FOM: "beautiful"
Harvey Friedman
friedman at math.ohio-state.edu
Wed Mar 27 14:14:40 EST 2002
Since I am in the middle of major advances, it is not the best use of my
time at this particular moment for me to comment on the nontechnical
foundational nature of these recent postings. This will be done after
things have settled down.
However, I gather that several people are going to comment on this soon.
The word "beautiful" came about in connection with the reaction of some
extremely highly regarded and famous core mathematicians.

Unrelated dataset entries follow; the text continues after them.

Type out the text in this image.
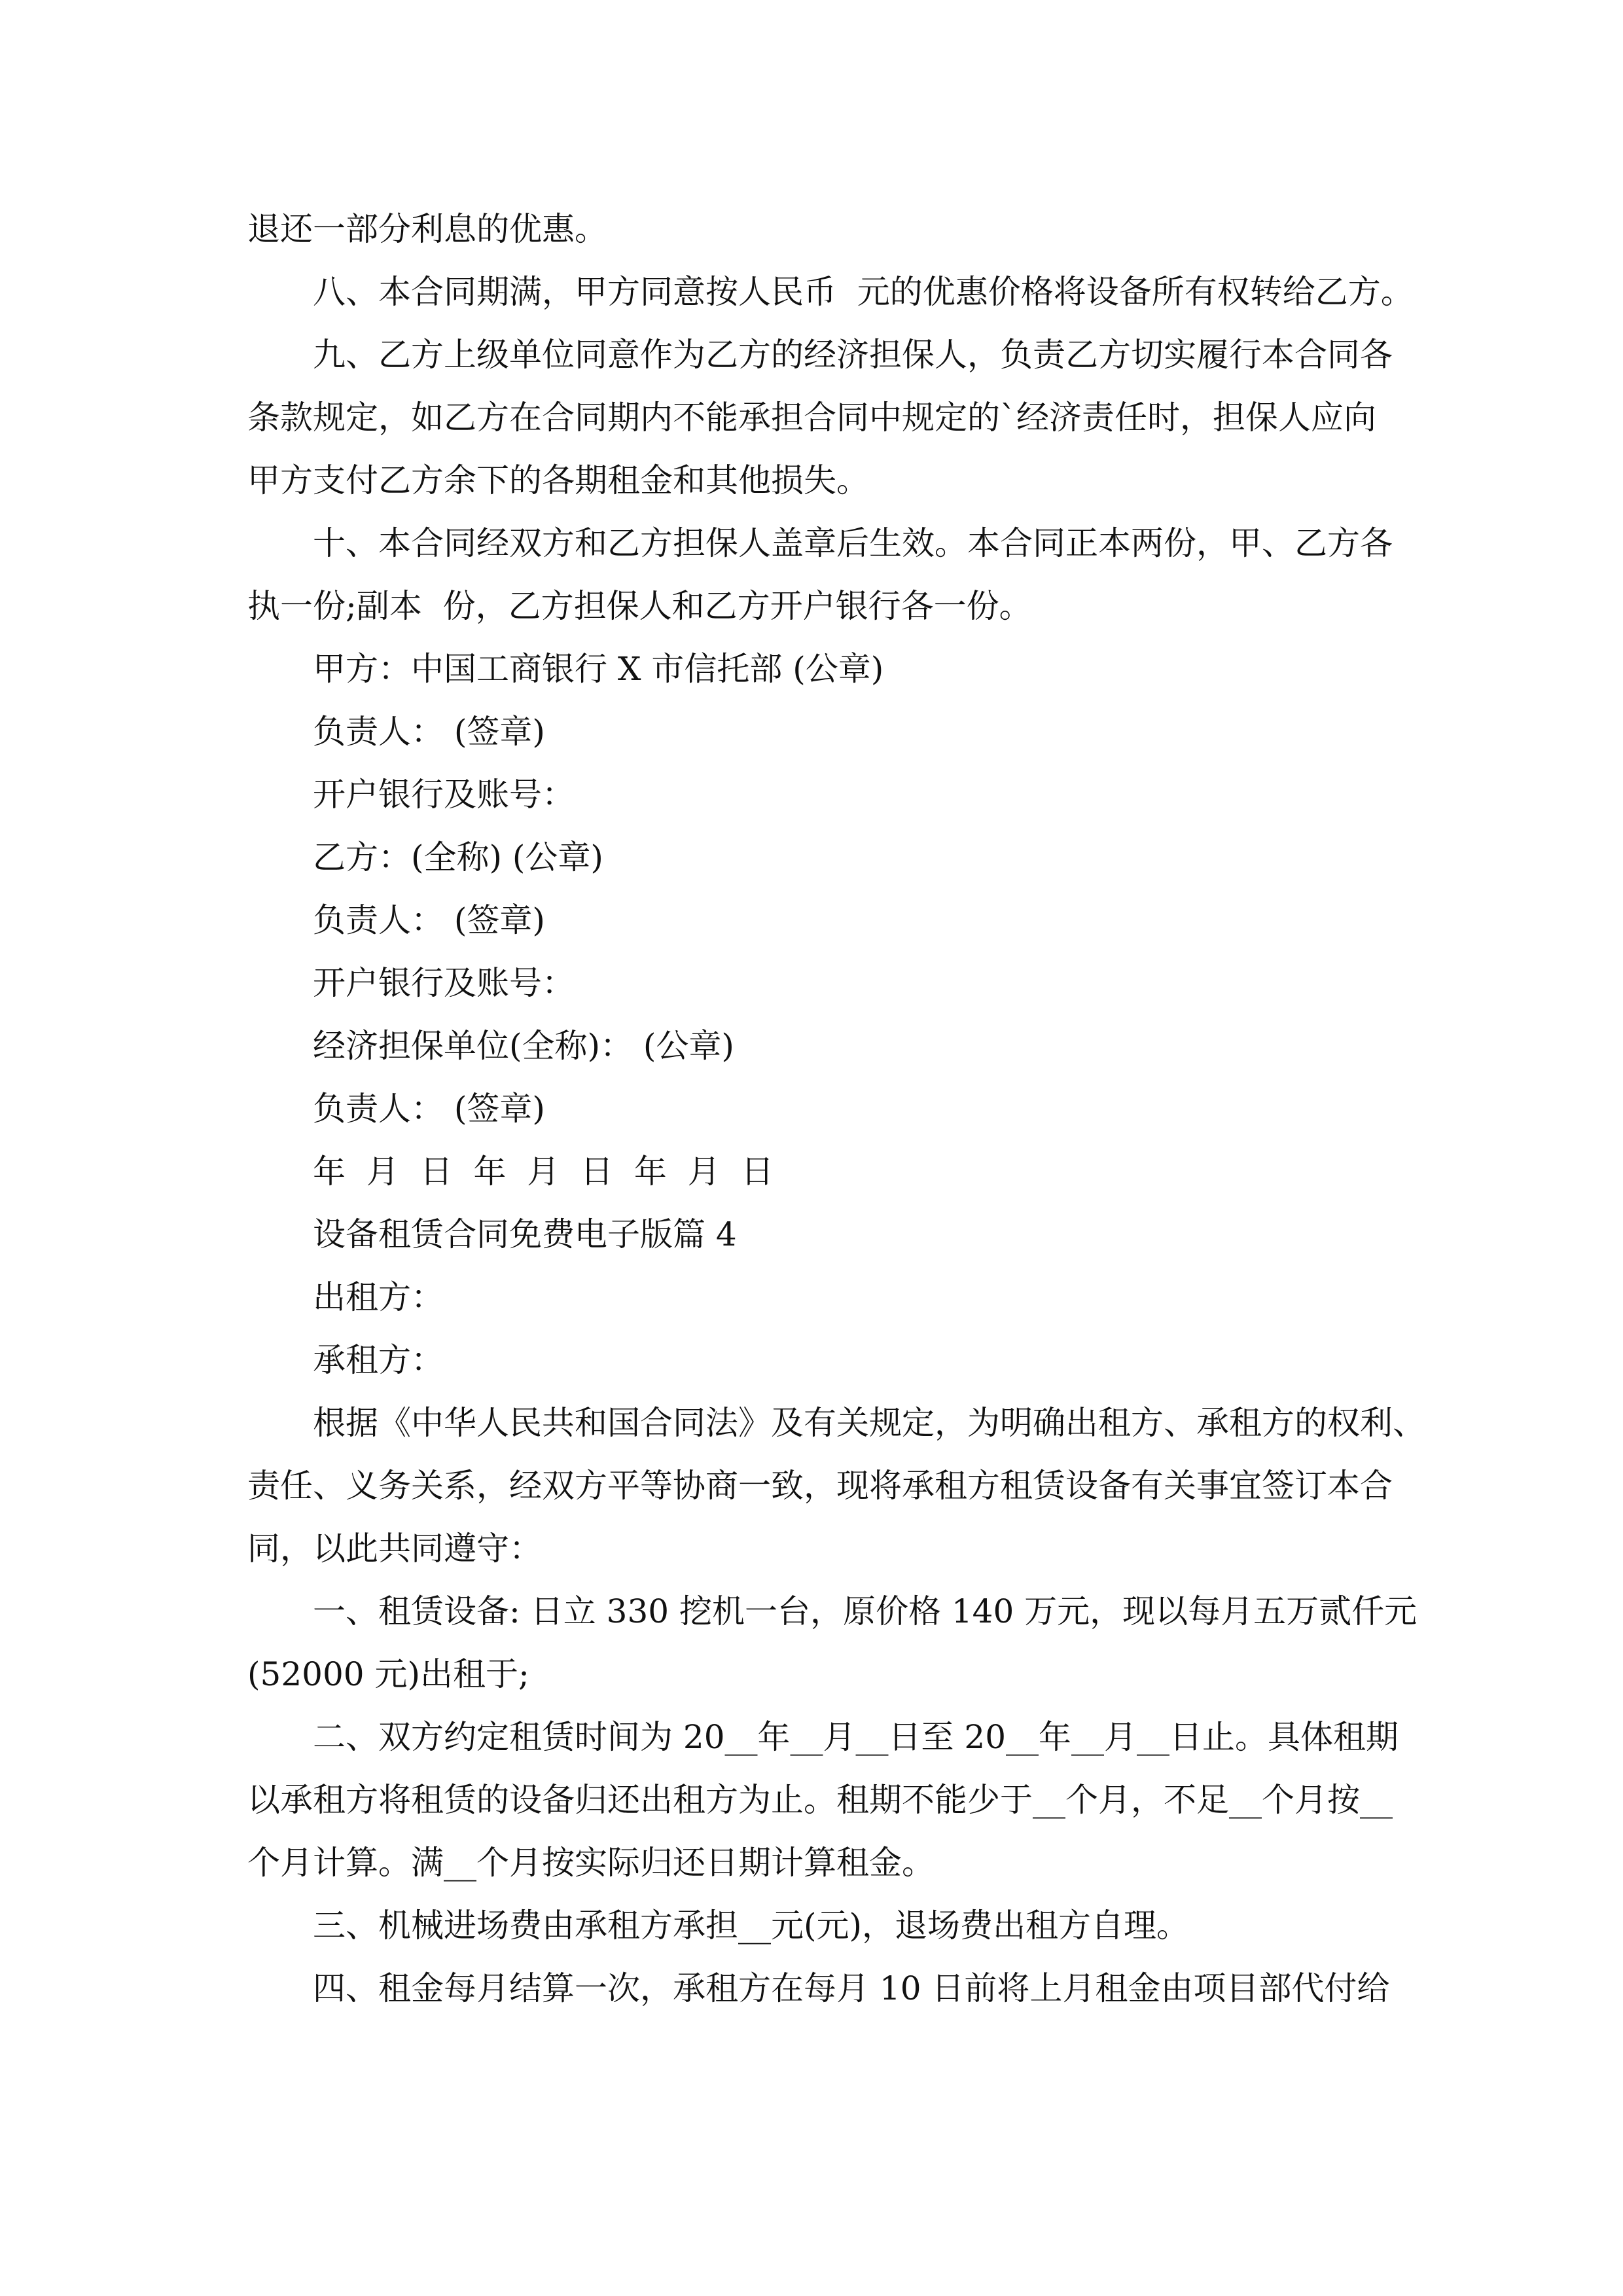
退还一部分利息的优惠。
八、本合同期满，甲方同意按人民币  元的优惠价格将设备所有权转给乙方。
九、乙方上级单位同意作为乙方的经济担保人，负责乙方切实履行本合同各
条款规定，如乙方在合同期内不能承担合同中规定的`经济责任时，担保人应向
甲方支付乙方余下的各期租金和其他损失。
十、本合同经双方和乙方担保人盖章后生效。本合同正本两份，甲、乙方各
执一份;副本  份，乙方担保人和乙方开户银行各一份。
甲方：中国工商银行 X 市信托部 (公章)
负责人： (签章)
开户银行及账号：
乙方：(全称) (公章)
负责人： (签章)
开户银行及账号：
经济担保单位(全称)： (公章)
负责人： (签章)
年  月  日  年  月  日  年  月  日
设备租赁合同免费电子版篇 4
出租方：
承租方：
根据《中华人民共和国合同法》及有关规定，为明确出租方、承租方的权利、
责任、义务关系，经双方平等协商一致，现将承租方租赁设备有关事宜签订本合
同，以此共同遵守：
一、租赁设备: 日立 330 挖机一台，原价格 140 万元，现以每月五万贰仟元
(52000 元)出租于;
二、双方约定租赁时间为 20__年__月__日至 20__年__月__日止。具体租期
以承租方将租赁的设备归还出租方为止。租期不能少于__个月，不足__个月按__
个月计算。满__个月按实际归还日期计算租金。
三、机械进场费由承租方承担__元(元)，退场费出租方自理。
四、租金每月结算一次，承租方在每月 10 日前将上月租金由项目部代付给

In light of these
reactions and various reflective discussions concerning the use of the word
"beautiful" by mathematicians, it now appears that "beautiful" is likely to
attain a significant role in foundations of mathematics.
Although one cannot expect at this stage to give formal definitions of
"beautiful", it appears that there is a lot of objectivity to it, and it
can at least be approximated by attributes such as
succinct
clear
uncluttered
no ad hoc hypotheses or conclusions
symmetric
etcetera
Thus "beautiful" is much closer to a technical term than most people would
think.
"Beautiful" is considerably stronger than "natural", but it is in the same
general category as "natural".
So such questions as
"is there a natural statement in normal mathematics that is independent of ZFC"
"is there a natural statement in discrete or continuous mathematics that is
independent of ZFC"
can be sharpened to
"is there a beautiful statement in normal mathematics that is independent
of ZFC"
"is there a beautiful statement in discrete or continuous mathematics that
is independent of ZFC"
where these attributes "natural" and "beautiful" are subject to being
judged by the reactions of mathematicians of various levels of reputation.